April CPI Plunges
The weight of negative US data flooding the wires increased again this week. The Consumer Price Inflation readings for April highlighted severe weakness.
Headline CPI fell 0.8% over the month, dropping from the prior month’s -0.4% reading and falling below the -0.7% reading projected. Core CPI was also down over the month and fell from the prior month’s -0.1% reading. The figure plunged below the expected -0.2% reading to print -0.4% on the month.
Record Inflationary Fall
These readings mark the worst set of monthly inflation decreases since those seen during the peak of the global financial crisis in 2008. These have added to the string of dismal data released recently.
Q1 US growth was seen at -4.8%, marking its fastest contraction since the Great Recession also. Last week, the April jobs report noted the largest one-month loss in jobs (-20.5 million) on record. The unemployment rate jumped to 14.7%, last seen in 1933.

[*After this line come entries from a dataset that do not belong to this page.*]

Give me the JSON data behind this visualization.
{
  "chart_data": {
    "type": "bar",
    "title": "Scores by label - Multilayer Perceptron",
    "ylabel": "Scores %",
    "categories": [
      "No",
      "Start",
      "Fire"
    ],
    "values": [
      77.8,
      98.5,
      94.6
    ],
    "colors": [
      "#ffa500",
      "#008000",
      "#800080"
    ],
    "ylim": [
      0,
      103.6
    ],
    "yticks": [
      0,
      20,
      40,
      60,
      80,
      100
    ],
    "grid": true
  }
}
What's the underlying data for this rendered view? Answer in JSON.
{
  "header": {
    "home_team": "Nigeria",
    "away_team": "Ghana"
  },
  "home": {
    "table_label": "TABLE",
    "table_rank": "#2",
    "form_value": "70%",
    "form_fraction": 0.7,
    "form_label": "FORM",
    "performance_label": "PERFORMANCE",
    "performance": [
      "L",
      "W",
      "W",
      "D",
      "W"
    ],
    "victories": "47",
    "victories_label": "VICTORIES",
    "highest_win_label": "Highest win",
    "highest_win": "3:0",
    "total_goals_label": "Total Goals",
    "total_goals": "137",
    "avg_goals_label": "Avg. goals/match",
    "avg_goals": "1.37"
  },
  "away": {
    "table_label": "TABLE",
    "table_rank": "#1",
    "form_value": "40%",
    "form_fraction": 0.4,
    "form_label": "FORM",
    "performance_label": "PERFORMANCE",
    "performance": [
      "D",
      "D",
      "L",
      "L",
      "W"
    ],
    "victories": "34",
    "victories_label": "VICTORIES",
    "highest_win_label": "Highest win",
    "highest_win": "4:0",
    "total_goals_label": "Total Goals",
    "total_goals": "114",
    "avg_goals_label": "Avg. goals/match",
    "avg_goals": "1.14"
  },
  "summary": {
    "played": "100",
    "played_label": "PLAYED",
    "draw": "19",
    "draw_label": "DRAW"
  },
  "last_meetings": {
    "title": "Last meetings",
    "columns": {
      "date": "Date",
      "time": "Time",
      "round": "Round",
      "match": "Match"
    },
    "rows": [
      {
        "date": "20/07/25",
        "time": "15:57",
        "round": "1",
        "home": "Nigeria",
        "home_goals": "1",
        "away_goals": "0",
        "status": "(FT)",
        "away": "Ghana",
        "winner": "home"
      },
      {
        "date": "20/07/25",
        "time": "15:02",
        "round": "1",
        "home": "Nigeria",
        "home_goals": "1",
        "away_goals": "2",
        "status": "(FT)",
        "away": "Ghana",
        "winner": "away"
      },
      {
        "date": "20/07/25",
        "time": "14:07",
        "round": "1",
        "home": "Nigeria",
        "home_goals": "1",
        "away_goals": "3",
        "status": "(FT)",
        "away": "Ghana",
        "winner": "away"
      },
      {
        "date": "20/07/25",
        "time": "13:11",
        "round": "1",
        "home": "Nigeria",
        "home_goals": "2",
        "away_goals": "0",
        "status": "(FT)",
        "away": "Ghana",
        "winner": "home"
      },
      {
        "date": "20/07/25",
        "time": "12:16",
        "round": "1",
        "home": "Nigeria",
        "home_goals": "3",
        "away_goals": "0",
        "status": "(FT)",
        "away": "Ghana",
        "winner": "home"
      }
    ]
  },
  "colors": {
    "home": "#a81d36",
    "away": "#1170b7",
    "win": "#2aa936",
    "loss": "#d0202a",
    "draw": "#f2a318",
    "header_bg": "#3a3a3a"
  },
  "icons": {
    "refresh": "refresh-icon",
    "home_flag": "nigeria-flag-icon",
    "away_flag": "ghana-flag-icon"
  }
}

Energy Price Falls Offset Spike in Food Prices
One of the main drivers of the fall in inflation last month was the continued decline in oil prices. Gasoline prices were seen lower by 20.6%, the largest fall since November 2008.
The fall in gasoline prices, as a result of the collapse in the crude oil market, helped to offset the spike in food prices. Prices rose by 1.5%, the sharpest monthly increase since January 1990.
Indeed, the prices for food to be consumed at home spiked by 2.6%, a rise not seen since February 1974.
Will Fed Go Negative on Rates?
With negative data continuing to pile up, traders are now starting to adjust their views on the projected recovery of the US economy. Although lock-downs are starting to ease in parts of the country, the unexpectedly large dip in many key readings suggests that the recovery is going to be slower than first thought.
Indeed, with risks remaining on the horizon (such as the potential for a second spike in COVID-19 infections which could lead to the reintroduction of lock-down measures) there is a great deal of expectation that the Fed will be forced to intervene further. This leads to speculation as to whether the Fed will move into negative rates territory.
Fed’s Powell To Speak Today
Fed Chairman Powell is due to speak today and will give his latest economic outlook. He will also address monetary policy. Traders will be keen to hear the chairman speak given the built-up speculation on rates. Any clear push-back against the prospect of negative rates could fuel a dollar rally.
USDCHF Threatening to Break Lower?
USDCHF continues to trade within the descending triangle pattern which has framed price action over the last few months.
Price has recently been capped once again by the triangle pattern top, along with the swing highs creating resistance at the .9786 level. While below here, focus is on a further test of the .9599 level. If broken, it will put focus on a test of the .9503 level next.